Vision Quest

August 12, 1986
Day Two, Morning


God, it’s hard.


My mind is slowly dying. This death should be cause for celebration, for this mind is a prison; instead, I
feel some apprehension, because it is also a familiar home. I can feel it withering away and calling for
help. When it undergoes one of its death throes, I feel pain, restlessness, unbearable anxiety. When it is
still, I feel moments of peace and serenity. These two modes of being are interspersed randomly through
the hours, so that at moments I am mildly bored or depressed or agitated and at other moments, I am
keenly alive, excited, fully present in the moment. I feel like Jeckyll and Hyde. There is no rhyme or
reason to the moods. The desert and the mountains are indifferent to either.

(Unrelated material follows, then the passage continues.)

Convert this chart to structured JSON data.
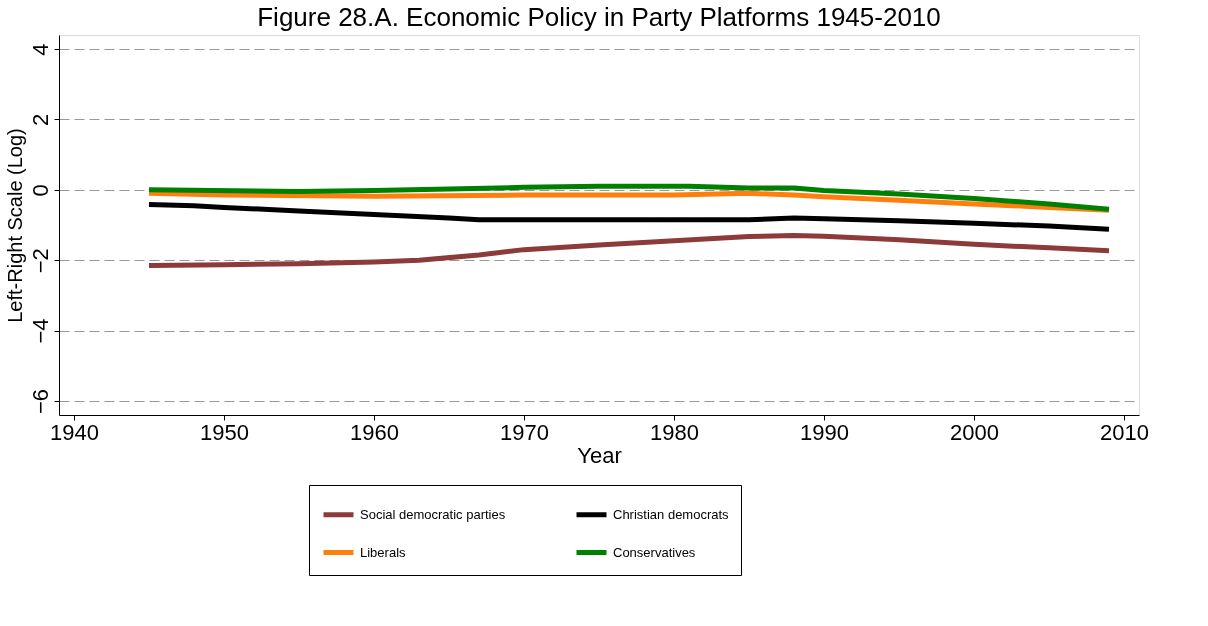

This morning, I watched a couple of red-tailed hawks engaged in a mating dance over the basin. They
would float on their separate flight paths, come together for a moment, and tumble head over talons for a hundred feet before recovering and repeating the ritual. Each glided so effortlessly against the hazy
morning sky. I felt a touch of envy. I followed their dance for a long time out over Fish Lake Valley and
back to the Basin. I suppose my admiration for these hawks betrays my values and carries symbolic
overtones of the way I would like to live my life — gracefully, effortlessly, full of trust for the currents and
the thermals of the skies. A name in the Indian tradition could help me remember and aspire to these
traits; I take this name, then – Soaring Hawk – from the intuition at hand.

White Mountains from Fish Lake Valley, 1986

Took a couple of short day hikes this morning. Strength is fading rapidly — tired from less than a mile’s walking. I will have to restrict my activity until I am done here.


“Done here”. The idea represented by those two words is something I return to again and again for comfort, like a homesick kid at a first summer camp. I can eat again when I’m “done here”. Maybe I’ll get a good night’s sleep after I’m “done here”. God, I’m bored; it’ll be nice to catch up with the world when I’m “done here”. It’s the discomfort I feel that has made this obsessive idea my constant lodestar. I recognize this fully, and I’ll have to be on guard against it. I keep feeling crazy, impulsive urges to abandon this stuff, to pack up, walk down, eat something, hike out, drive to Bishop, have a pizza, and be done with the Whites. Nothing is keeping me from doing so except self-discipline. Mind over matter. An exercise for the will-power. One more day in the Whites.


I keep thinking of food. I’m so hungry. Pizza, hot dogs, onion rings, Mexican food, cookies, bread, milk, French fries, and hamburgers. I will probably stuff myself when I am done here. For now, I must be patient and wait. This is my hardest lesson; it always has been. Perseverance and patience.